Last month, the Vatican said it was time to overhaul an organization that represented about 80 percent of religious women in the United States. An investigation had found “serious doctrinal problems which affect many in Consecrated Life.” It acknowledged that the sisters showed great vigor on matters of social justice, but said they were “silent” on the right to life from conception to natural death, and did not promote church teaching on sexuality and family life.
The investigative technique outlined in the Vatican report seemed to lean heavily on reading speeches and documents, finding occasional fault with what was said, but more serious problems with what wasn’t. To read the report here in New York is to feel that somewhere along the alleys and switchbacks of power in Rome, the actuality of life as lived by religious women in much of the United States was lost. The pews in the churches may be empty, but they have turned the lowest places into cathedrals.
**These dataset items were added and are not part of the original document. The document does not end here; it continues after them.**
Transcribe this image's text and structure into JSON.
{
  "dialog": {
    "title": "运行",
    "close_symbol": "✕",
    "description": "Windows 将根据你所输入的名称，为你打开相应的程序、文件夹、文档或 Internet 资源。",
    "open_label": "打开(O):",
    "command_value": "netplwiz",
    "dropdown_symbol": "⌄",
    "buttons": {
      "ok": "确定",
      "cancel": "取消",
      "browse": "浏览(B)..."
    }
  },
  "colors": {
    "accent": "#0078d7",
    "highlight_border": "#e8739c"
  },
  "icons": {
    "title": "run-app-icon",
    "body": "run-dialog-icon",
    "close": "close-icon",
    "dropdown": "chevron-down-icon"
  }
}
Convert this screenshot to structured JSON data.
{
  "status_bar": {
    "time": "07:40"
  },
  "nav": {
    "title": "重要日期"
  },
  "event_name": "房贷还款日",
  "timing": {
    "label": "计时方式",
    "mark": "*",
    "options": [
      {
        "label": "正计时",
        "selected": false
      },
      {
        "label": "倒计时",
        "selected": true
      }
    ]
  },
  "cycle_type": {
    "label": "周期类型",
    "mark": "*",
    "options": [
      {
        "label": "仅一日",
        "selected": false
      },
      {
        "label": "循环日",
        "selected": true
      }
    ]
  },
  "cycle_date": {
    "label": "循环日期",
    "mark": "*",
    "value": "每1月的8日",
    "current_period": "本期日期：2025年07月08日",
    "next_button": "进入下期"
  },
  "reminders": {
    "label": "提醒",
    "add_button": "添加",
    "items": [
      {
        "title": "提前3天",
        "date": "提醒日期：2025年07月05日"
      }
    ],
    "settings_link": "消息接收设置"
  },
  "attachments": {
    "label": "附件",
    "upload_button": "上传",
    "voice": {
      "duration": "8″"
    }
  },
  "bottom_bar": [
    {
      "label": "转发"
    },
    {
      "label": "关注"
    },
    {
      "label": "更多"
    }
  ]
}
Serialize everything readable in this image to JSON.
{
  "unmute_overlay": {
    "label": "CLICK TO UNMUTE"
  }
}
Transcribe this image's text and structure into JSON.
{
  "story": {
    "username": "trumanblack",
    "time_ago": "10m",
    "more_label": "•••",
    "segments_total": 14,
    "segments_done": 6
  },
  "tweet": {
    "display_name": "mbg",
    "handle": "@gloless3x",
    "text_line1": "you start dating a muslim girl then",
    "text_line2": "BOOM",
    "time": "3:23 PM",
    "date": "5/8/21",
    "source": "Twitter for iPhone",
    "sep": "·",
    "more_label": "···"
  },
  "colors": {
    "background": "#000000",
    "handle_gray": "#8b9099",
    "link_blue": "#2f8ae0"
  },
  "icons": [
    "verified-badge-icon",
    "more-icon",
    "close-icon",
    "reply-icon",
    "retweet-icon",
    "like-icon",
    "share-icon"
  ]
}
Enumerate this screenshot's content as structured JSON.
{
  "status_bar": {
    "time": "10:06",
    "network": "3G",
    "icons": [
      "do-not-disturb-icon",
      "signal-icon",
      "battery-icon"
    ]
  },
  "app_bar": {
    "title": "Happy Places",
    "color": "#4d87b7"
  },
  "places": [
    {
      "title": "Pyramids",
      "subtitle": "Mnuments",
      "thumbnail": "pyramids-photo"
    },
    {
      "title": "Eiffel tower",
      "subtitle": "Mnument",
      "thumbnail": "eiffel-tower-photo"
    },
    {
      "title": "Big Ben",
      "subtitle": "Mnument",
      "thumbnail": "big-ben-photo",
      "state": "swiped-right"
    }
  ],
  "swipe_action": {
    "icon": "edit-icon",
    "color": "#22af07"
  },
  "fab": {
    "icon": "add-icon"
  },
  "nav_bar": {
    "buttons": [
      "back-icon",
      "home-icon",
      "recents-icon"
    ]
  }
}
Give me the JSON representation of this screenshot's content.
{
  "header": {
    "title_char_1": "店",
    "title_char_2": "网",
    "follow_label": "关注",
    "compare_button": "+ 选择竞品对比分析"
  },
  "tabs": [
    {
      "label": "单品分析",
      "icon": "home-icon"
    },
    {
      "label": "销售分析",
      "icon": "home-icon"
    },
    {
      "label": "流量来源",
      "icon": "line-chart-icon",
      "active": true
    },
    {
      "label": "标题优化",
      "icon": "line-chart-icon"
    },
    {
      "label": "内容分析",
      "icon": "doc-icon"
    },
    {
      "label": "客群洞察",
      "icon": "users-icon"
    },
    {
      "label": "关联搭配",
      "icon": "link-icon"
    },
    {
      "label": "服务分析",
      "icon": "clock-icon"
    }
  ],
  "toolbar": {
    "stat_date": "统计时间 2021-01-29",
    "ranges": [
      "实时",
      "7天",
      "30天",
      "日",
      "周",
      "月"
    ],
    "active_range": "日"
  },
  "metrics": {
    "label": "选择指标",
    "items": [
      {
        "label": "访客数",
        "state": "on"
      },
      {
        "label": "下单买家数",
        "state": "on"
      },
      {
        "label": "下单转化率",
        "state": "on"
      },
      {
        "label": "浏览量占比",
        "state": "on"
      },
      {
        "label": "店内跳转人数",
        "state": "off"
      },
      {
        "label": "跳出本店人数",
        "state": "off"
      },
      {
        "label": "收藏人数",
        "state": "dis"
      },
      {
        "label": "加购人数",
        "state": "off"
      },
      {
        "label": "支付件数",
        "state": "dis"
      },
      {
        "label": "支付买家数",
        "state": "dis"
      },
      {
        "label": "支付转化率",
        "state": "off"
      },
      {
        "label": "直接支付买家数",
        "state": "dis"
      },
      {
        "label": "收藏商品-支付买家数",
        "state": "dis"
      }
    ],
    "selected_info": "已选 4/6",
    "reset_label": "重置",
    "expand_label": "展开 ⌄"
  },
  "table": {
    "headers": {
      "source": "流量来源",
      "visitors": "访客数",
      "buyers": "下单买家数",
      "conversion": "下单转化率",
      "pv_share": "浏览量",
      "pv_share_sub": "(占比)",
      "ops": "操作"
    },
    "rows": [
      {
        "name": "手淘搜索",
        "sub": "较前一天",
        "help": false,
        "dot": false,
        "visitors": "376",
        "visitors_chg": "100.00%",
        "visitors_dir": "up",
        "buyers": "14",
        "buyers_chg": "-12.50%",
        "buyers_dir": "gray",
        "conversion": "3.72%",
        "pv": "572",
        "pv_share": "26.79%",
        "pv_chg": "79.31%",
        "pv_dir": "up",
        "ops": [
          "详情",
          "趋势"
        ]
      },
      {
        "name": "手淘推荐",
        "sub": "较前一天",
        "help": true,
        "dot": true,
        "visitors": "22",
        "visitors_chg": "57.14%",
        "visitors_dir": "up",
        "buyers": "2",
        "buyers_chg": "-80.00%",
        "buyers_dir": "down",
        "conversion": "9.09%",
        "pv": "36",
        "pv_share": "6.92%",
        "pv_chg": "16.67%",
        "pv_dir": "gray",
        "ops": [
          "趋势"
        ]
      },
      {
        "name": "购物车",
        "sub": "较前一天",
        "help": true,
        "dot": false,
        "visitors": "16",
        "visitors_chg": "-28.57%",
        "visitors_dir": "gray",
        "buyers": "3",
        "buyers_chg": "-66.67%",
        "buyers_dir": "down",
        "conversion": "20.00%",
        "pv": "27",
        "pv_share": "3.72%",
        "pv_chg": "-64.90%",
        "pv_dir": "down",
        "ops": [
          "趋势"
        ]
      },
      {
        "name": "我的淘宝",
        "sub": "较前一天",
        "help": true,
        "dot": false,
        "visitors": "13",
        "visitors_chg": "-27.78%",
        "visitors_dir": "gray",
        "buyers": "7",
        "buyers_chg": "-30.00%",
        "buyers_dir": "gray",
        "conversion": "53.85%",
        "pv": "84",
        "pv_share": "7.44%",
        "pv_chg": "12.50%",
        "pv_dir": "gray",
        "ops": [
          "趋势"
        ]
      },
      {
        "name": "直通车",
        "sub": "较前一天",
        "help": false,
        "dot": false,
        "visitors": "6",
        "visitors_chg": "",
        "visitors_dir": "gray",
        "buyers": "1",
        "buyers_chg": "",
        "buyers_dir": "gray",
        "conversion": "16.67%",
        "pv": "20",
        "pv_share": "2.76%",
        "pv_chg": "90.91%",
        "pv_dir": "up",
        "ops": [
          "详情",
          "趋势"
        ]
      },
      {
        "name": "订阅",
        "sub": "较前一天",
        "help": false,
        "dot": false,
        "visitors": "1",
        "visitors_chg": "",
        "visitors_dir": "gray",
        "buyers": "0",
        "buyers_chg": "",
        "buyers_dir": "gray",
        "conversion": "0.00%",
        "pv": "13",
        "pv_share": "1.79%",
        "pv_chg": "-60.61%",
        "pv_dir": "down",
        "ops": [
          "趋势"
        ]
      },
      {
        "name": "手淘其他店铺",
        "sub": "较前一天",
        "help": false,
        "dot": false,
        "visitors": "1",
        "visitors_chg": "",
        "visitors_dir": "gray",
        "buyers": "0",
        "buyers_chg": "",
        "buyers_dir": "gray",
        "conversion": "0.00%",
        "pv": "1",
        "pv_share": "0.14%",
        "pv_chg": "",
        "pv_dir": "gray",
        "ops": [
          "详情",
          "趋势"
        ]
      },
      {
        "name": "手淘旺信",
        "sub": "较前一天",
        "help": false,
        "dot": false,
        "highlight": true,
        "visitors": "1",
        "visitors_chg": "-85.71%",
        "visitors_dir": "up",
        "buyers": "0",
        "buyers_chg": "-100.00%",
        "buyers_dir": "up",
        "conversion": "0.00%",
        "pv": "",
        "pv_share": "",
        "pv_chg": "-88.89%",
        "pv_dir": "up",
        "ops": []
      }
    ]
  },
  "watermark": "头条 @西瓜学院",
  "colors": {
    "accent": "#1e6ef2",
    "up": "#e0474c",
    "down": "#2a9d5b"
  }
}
“We had a woman come in this morning from prison who was pregnant,” Sister Tesa said. “Sister Eileen went to pick her up. We always give a ride home, and take them out to lunch. She had been in for three months. Another woman came in last week; she had been away for 25 years.”
In 1986, Sister Tesa began offering a few women who had just been released from prison a place to stay in a convent. Now, the organization she and others founded, Hour Children, has five buildings that give 60 women and about 80 children a place to live when the mothers return to society.
“Sister Kitty, who is the principal of an elementary school, and Sister Carol, who teaches at St. Joseph College, live in My Mother’s House with 12 women and their children,” Sister Tesa said. “The women are out to classes and programs during the day; they pick up their children, one of them had to make dinner, and we eat communally. Then there’s homework. Cleaning. The usual stuff that you and I take for granted but many of the women never had in their lives.”
TWENTY years ago, two students were killed in separate attacks at Thomas Jefferson High School in Brooklyn, just as the mayor was arriving for a visit. Sister Mary Burns and Sister Kathy Maire, who were working with poor and immigrant women in Bushwick, became leading forces in a movement to break up many of the enormous high schools that, like Jefferson, were more warehouse than school.
“I got multiple sclerosis and downshifted a little,” Sister Mary said. She now works at a girls high school in Downtown Brooklyn. A friend in her house, Sister Frances Gritte, who gives her age as 85 two weeks prematurely, works in a mobile soup kitchen operated by St. John’s Bread and Life. “I help out, preparing the meal then going around to Coney Island and Brownsville,” Sister Frances said.
Sister Joan, the head of the safe house for women who have been trafficked, spent the better part of seven years planning and building it. “When I first heard about it,” she said, “I thought, this isn’t for me.” But 33 religious congregations got together and created Lifeway Network to help people who were being exploited for farm work and in the sex trade.
On Long Island, religious women run Mercy House for the severely mentally ill, and in the Bronx, others run the Mercy Center for immigrants and poor people. Different places, same old mercy.
“No bishop or anyone told them what to do,” said Sister Camille D’Arienzo, a leader among religious women and an author. “It’s the conscience element. The gospel call. The solidarity among ourselves. It can’t be shattered. We’ve been around too long.”